Even the revenues from tourism are also “inflated”, since in the turnover increase of 6-7 billion euros that we expect for this year compared to 2021, a rate of about 8% should also be calculated from the increase in the prices of accommodation and related activities due to inflation.
On the other hand, State salaries and pensions remain at the same levels as they were in 2019. The same goes for the expenditure on grants and the returns of resources to the OTAs.

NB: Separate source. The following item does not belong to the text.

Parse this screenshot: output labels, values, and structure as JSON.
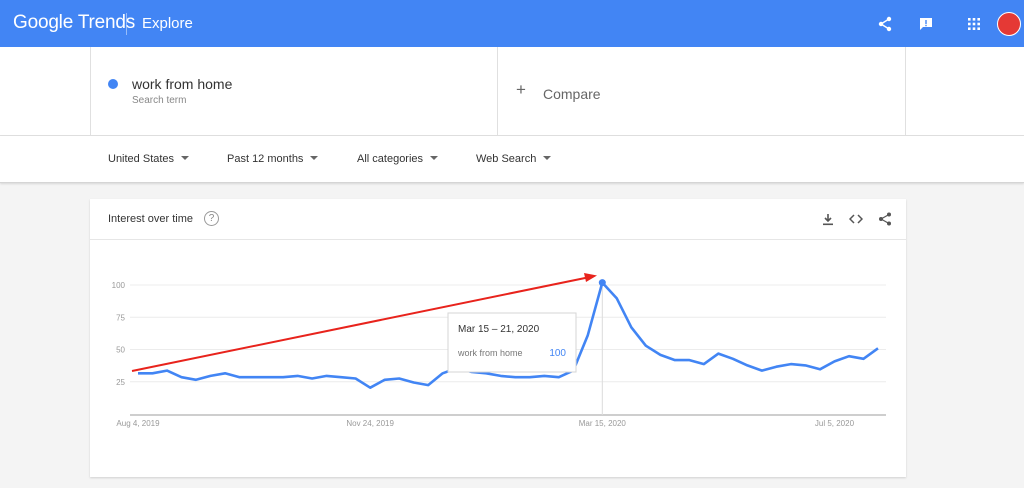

Increased public revenue that incorporates inflation minus spending forms the additional fiscal space needed to continue supporting households and businesses for as long as needed. All this, of course, without changing the basic fiscal target that wants the primary surplus to decrease to 2% of GDP from the 5% of GDP that had reached the end of 2021.

Lower debt and deficit

A second positive effect of high inflation is the indirect reduction of quantities such as debt and deficit which are recorded smaller as a percentage of GDP without much effort. We had a first positive effect on the level of debt and deficit in 2021 when, for the first time after 9 years, annual inflation was positive. The benefit will be even greater this year. Inflation and higher growth are expected to push the debt-to-GDP ratio below the 180.2% predicted in the stability and growth program sent to Brussels since the end of last April. Inflation will have the same effect on the size of the deficit, which will be less than the 2% of GDP foreseen in the budget. The effect on debt and deficit will be greater this year, as inflation itself is expected to reach close to 8% on an annual basis. The new forecasts will be integrated into the Medium-term Fiscal Strategy Program (MFSP) 2023-2026 which the Ministry of Finance is expected to finalize and send to Brussels within the next month.

The current account deficit

Somewhere here the positives of high inflation end and the negatives begin. In addition to the obvious, namely the significant reduction in the purchasing value of incomes, the continuous revaluations have a heavy impact on the Gross Domestic Product as well as on the competitiveness of the economy. In particular, in terms of GDP, the greater the value of imports, the greater its reduction. As an indication, we can mention that based on the latest published data of ELSTAT, imports for the six months of January June were increased by approximately 51.1%, reaching 43.6 billion euros in 2022 from 28.86 billion euros in 2021. Only for fuel, the country paid approximately 7 billion euros more than last year, i.e. it lost an amount equivalent to 2.6% of its GDP. At the level of competitiveness, the big picture is given by the balance of current transactions published by the Bank of Greece. Based on the latest data, the current account deficit for the five months of January-May jumped to 10-12 billion euros, recording an increase of more than 4 billion euros compared to the deficit of 6.07 billion euros recorded the same period of 2021. It is characteristic that the current account deficit is approximately the same as the cost of fuel imports which reached 10.17 billion euros in the five months. The only hope to contain the current account deficit lies in tourism, which for the five months had increased the surplus in the balance of services by approximately 2 billion euros.